Now don't think that Saturday nights were left out.  This was a Jewish community center serving hundreds of kids every week.  So, we had what could be termed as Shabbatons, a study/social weekend event and invited kids from other Jewish community centers around Massachusetts and Rhode Island to come and spend Saturday afternoon at the "Y" with us singing and learning. Then we enjoyed a dance in the evening and the out-of-towners slept over at kids' houses till Sunday, then back at the "Y" for a last bit of socializing until it was time to go back home.  We had kids come from Springfield in Western Massachusetts, from Marblehead on the North Shore of Massachusetts, from Quincy on the South Shore, from Cape Cod and from Providence, Rhode Island. And, of course, the kids from Chelsea visited these cities for the same purpose.  It was a wonderful way to meet new Jewish friends from out of our area.  The experience was priceless.  When these weekends were not held, dances for the local kids were planned.  Kids came in from the surrounding towns and we rocked and rolled till 10:30.
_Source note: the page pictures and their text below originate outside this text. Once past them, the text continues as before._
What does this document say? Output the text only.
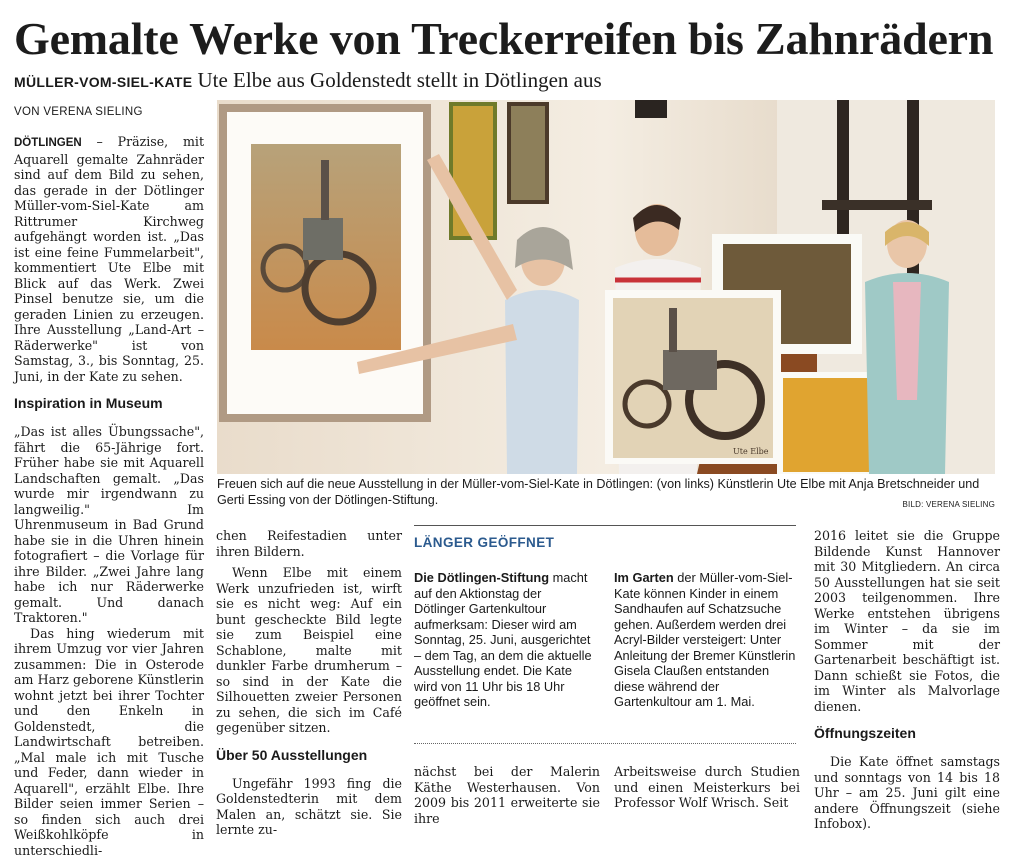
Gemalte Werke von Treckerreifen bis Zahnrädern
MÜLLER-VOM-SIEL-KATE Ute Elbe aus Goldenstedt stellt in Dötlingen aus
VON VERENA SIELING

DÖTLINGEN – Präzise, mit Aquarell gemalte Zahnräder sind auf dem Bild zu sehen, das gerade in der Dötlinger Müller-vom-Siel-Kate am Rittrumer Kirchweg aufgehängt worden ist. „Das ist eine feine Fummelarbeit", kommentiert Ute Elbe mit Blick auf das Werk. Zwei Pinsel benutze sie, um die geraden Linien zu erzeugen. Ihre Ausstellung „Land-Art – Räderwerke" ist von Samstag, 3., bis Sonntag, 25. Juni, in der Kate zu sehen.

Inspiration in Museum

„Das ist alles Übungssache", fährt die 65-Jährige fort. Früher habe sie mit Aquarell Landschaften gemalt. „Das wurde mir irgendwann zu langweilig." Im Uhrenmuseum in Bad Grund habe sie in die Uhren hinein fotografiert – die Vorlage für ihre Bilder. „Zwei Jahre lang habe ich nur Räderwerke gemalt. Und danach Traktoren."

Das hing wiederum mit ihrem Umzug vor vier Jahren zusammen: Die in Osterode am Harz geborene Künstlerin wohnt jetzt bei ihrer Tochter und den Enkeln in Goldenstedt, die Landwirtschaft betreiben. „Mal male ich mit Tusche und Feder, dann wieder in Aquarell", erzählt Elbe. Ihre Bilder seien immer Serien – so finden sich auch drei Weißkohlköpfe in unterschiedli-

Ute Elbe
Freuen sich auf die neue Ausstellung in der Müller-vom-Siel-Kate in Dötlingen: (von links) Künstlerin Ute Elbe mit Anja Bretschneider und Gerti Essing von der Dötlingen-Stiftung.	BILD: VERENA SIELING

chen Reifestadien unter ihren Bildern.

Wenn Elbe mit einem Werk unzufrieden ist, wirft sie es nicht weg: Auf ein bunt gescheckte Bild legte sie zum Beispiel eine Schablone, malte mit dunkler Farbe drumherum – so sind in der Kate die Silhouetten zweier Personen zu sehen, die sich im Café gegenüber sitzen.

Über 50 Ausstellungen

Ungefähr 1993 fing die Goldenstedterin mit dem Malen an, schätzt sie. Sie lernte zu-

LÄNGER GEÖFFNET
Die Dötlingen-Stiftung macht auf den Aktionstag der Dötlinger Gartenkultour aufmerksam: Dieser wird am Sonntag, 25. Juni, ausgerichtet – dem Tag, an dem die aktuelle Ausstellung endet. Die Kate wird von 11 Uhr bis 18 Uhr geöffnet sein.
Im Garten der Müller-vom-Siel-Kate können Kinder in einem Sandhaufen auf Schatzsuche gehen. Außerdem werden drei Acryl-Bilder versteigert: Unter Anleitung der Bremer Künstlerin Gisela Claußen entstanden diese während der Gartenkultour am 1. Mai.

nächst bei der Malerin Käthe Westerhausen. Von 2009 bis 2011 erweiterte sie ihre

Arbeitsweise durch Studien und einen Meisterkurs bei Professor Wolf Wrisch. Seit

2016 leitet sie die Gruppe Bildende Kunst Hannover mit 30 Mitgliedern. An circa 50 Ausstellungen hat sie seit 2003 teilgenommen. Ihre Werke entstehen übrigens im Winter – da sie im Sommer mit der Gartenarbeit beschäftigt ist. Dann schießt sie Fotos, die im Winter als Malvorlage dienen.

Öffnungszeiten

Die Kate öffnet samstags und sonntags von 14 bis 18 Uhr – am 25. Juni gilt eine andere Öffnungszeit (siehe Infobox).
We even put on variety shows which were performed for our parents.  Tables were set up in the gym making it look like a night club.  Our performances took place in the middle of the floor.  I remember dancing with my partner, Stephen Witten, doing the cha-cha and the mambo.

Then something extraordinary happened.  The powers that be decided to bring in a semi-professional variety show producer and dance instructor from Boston to produce a variety show with the talents of most of the members of the "Y", adults and teenagers.  What a surprise to learn that so many people I knew had gorgeous voices, could really dance and deliver jokes like professionals.  The second year we put on the play, "Pajama Game."  Both shows were hits and were so much fun.  Perhaps that experience was the unwitting impetus when I went with a friend who was going to try out for the college play, "The Tender Trap."  I was asked to read and was selected for a part.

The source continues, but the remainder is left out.